The potential is there. The Arizona Coyotes have young talent up front and veteran skill on defense. They have a new coach, Rick Tocchet, who was on the Pittsburgh Penguins' staff when they emphasized speed and won the Stanley Cup in back-to back years.
Get the puck out of their end and up to those forwards as quickly as possible, and the Coyotes can spend more time in the offensive zone and maximize that talent.
But for now it's a work in progress. After taking a 4-1 lead in their opener at the Anaheim Ducks on Thursday, the Coyotes started sitting back in a 1-2-2, some of them reverting to the style of their old coach, Dave Tippett. They ended up losing 5-4.
"I don't want to play that way," Tocchet said. "I want to try to make it 5-1. We've still got to play good defense. We still want to be good in our [defensive] zone.
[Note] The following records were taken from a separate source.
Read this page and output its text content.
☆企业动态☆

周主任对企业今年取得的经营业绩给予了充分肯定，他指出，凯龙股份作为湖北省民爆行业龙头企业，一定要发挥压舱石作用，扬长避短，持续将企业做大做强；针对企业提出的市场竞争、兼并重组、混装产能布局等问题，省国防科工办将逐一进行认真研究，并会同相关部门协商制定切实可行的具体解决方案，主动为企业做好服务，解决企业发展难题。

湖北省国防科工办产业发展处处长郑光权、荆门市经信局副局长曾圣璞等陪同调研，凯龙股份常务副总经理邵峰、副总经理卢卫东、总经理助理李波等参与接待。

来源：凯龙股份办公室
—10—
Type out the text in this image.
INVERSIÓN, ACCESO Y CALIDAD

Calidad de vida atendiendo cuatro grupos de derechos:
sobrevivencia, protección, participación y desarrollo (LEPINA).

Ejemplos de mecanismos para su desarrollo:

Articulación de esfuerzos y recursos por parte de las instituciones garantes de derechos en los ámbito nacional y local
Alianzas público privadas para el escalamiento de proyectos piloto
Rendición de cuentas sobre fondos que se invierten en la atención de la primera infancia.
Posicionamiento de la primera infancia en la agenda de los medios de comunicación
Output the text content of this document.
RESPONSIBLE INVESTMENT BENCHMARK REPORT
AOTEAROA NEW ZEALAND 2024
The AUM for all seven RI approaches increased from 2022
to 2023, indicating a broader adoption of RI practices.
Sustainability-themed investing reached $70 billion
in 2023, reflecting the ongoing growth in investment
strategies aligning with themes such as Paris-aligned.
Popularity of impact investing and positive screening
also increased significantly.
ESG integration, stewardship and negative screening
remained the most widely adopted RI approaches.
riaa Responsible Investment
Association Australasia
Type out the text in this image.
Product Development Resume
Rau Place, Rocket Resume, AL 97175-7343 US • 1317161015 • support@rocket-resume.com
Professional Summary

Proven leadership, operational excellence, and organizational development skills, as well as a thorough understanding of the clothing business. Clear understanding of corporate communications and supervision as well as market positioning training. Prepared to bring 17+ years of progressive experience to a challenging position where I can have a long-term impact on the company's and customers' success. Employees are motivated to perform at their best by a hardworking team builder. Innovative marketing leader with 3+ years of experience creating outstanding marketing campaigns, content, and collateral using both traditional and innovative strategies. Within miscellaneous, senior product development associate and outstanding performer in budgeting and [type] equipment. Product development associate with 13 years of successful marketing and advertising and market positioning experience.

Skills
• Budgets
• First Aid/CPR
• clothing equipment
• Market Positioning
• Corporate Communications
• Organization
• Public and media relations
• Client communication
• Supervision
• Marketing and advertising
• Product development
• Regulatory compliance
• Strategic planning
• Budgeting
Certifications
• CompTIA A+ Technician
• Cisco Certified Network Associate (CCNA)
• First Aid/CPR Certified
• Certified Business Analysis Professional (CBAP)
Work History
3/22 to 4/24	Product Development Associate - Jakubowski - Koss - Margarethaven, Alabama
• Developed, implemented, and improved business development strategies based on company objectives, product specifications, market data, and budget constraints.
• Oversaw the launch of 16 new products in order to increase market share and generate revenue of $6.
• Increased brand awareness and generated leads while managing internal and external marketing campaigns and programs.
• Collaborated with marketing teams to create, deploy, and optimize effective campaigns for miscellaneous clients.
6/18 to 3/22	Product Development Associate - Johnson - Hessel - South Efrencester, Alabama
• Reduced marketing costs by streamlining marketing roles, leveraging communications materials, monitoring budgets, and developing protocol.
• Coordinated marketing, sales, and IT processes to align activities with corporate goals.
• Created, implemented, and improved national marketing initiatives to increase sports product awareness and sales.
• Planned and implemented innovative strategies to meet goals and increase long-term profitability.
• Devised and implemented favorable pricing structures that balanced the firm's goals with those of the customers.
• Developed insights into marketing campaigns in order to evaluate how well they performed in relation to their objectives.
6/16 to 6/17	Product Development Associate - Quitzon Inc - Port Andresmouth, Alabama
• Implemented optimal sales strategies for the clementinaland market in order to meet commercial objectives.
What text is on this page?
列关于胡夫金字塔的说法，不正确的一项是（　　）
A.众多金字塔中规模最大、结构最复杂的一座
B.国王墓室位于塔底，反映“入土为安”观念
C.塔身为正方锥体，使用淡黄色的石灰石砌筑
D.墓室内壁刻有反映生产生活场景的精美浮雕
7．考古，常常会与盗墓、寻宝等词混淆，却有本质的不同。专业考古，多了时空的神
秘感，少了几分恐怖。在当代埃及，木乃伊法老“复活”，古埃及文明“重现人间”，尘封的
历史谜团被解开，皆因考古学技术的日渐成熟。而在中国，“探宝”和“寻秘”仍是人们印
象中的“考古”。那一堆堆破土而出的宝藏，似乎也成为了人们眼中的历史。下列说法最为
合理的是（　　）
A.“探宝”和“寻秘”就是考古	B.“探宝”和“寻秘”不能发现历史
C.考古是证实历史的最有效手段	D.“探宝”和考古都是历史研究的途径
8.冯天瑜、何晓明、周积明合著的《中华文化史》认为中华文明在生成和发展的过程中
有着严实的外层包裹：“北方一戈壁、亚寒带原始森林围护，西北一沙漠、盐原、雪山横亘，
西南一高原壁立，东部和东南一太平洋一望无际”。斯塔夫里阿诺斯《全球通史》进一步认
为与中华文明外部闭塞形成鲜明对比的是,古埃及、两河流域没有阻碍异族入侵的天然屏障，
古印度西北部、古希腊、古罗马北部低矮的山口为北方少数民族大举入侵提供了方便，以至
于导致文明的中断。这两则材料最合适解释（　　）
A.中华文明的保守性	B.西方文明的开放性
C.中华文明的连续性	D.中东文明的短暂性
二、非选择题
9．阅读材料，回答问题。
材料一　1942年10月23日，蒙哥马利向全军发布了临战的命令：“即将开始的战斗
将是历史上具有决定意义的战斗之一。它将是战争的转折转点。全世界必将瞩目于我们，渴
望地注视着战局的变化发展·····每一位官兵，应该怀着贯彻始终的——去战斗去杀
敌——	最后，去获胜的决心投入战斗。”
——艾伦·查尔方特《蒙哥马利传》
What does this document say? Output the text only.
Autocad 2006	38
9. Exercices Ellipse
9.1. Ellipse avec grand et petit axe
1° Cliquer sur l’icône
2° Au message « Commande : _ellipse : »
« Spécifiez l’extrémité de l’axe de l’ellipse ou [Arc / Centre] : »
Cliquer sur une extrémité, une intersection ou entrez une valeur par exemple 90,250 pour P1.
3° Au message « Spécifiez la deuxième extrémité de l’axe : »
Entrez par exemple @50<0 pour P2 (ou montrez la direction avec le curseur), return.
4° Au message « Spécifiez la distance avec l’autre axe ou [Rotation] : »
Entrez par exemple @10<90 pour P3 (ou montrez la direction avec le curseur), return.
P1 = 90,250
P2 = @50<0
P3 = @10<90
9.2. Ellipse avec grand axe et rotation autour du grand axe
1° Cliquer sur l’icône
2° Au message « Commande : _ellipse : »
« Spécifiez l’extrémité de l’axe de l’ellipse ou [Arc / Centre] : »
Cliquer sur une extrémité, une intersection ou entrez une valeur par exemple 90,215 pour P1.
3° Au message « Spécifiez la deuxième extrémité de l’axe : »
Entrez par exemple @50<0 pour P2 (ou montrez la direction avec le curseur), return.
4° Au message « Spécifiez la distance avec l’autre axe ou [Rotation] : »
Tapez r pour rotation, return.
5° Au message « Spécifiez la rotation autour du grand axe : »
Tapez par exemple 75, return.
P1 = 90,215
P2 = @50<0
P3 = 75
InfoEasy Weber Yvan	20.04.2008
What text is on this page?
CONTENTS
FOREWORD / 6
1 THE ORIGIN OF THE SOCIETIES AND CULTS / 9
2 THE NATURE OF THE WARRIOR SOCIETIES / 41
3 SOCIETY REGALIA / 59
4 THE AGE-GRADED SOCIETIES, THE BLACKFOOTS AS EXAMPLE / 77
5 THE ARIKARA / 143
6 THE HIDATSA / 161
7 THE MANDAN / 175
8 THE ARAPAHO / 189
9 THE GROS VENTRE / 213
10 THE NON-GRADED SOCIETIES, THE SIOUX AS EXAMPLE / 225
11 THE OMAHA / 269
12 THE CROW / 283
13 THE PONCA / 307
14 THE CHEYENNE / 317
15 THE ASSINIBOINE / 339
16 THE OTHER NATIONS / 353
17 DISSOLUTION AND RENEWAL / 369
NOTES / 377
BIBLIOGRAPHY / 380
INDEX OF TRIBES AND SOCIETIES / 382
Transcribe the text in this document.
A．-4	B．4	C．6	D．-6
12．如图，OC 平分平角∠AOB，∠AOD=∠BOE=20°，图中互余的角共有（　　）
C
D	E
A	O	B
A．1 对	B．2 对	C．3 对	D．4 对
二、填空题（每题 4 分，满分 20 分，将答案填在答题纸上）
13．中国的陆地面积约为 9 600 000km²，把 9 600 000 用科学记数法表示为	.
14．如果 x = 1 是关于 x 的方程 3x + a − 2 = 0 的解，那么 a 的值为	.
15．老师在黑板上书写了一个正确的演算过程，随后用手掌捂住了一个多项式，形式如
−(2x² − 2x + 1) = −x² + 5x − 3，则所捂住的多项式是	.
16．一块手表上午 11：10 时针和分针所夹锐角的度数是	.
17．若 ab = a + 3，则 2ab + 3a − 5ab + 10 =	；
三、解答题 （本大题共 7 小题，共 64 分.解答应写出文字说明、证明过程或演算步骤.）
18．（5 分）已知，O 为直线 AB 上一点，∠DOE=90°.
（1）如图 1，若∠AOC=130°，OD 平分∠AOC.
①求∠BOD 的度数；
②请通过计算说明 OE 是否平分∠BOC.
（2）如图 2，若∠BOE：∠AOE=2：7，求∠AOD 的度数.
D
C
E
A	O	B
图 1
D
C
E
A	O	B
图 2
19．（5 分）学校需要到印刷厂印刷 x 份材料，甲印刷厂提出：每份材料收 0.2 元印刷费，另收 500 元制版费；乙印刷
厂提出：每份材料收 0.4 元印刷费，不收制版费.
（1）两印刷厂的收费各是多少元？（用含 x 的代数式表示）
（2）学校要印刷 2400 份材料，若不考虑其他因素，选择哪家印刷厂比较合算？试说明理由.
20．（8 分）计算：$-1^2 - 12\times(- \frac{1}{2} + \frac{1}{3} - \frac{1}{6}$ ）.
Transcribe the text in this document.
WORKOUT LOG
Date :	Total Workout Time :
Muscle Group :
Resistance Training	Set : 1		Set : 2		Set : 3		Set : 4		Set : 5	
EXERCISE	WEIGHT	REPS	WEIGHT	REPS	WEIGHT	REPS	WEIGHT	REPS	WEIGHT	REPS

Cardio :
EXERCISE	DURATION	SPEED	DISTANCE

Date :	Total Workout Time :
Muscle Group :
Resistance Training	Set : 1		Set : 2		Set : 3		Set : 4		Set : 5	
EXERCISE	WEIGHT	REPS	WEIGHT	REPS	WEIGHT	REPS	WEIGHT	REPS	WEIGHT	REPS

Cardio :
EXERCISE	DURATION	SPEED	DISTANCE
But I want to put the foot on the pedal, and we obviously let the foot off the pedal."
They kept it off too much in their home opener against the Vegas Golden Knights on Saturday. Arizona took an early 1-0 lead but was outshot 32-17 through two periods, allowed the tying goal with 1:12 left in the third and lost in overtime, 2-1.
"We're not playing fast enough," defenseman Oliver Ekman-Larsson said. "We've been talking about playing fast, but we didn't even do that. So it was embarrassing for two periods. It was the same in the first game. We stopped playing a little bit instead of pushing forward and keep pushing for the next goal. We back off."
Tocchet is trying to create a consistent mindset. He wants his players thinking about playing fast when they come to the rink, not just generally, but specific to their assignment. Say a player is stretching. He wants him thinking about an opponent, like, "I'm going to get into a footrace with this guy. I want the puck in these areas." As the Penguins have shown, playing fast isn't always about tape-to-tape passes. It's about putting the puck into space and skating into it.
"I don't like using the word fragile, but it's a belief in what we're doing," Tocchet said. "We might be down 2-0, or we might be two [goals] up. We've got to play the same way. You can't change things because things do go right or wrong. We are who we are, and we have to show that swagger.
"If we're going to play that style, we have to do it 60 minutes. You can't just change because we going to do a prevent defense or whatever or we're down 2-0 and all of a sudden individuals are going to stickhandle through the whole team. We've got to be who we are, and I think that's the biggest challenge for the team, to have that identity."
The Coyotes play the Golden Knights in Vegas' inaugural home opener at T-Mobile Arena on Tuesday (10 p.m. ET; NBCSN, SN360, TVA Sports, NHL.TV).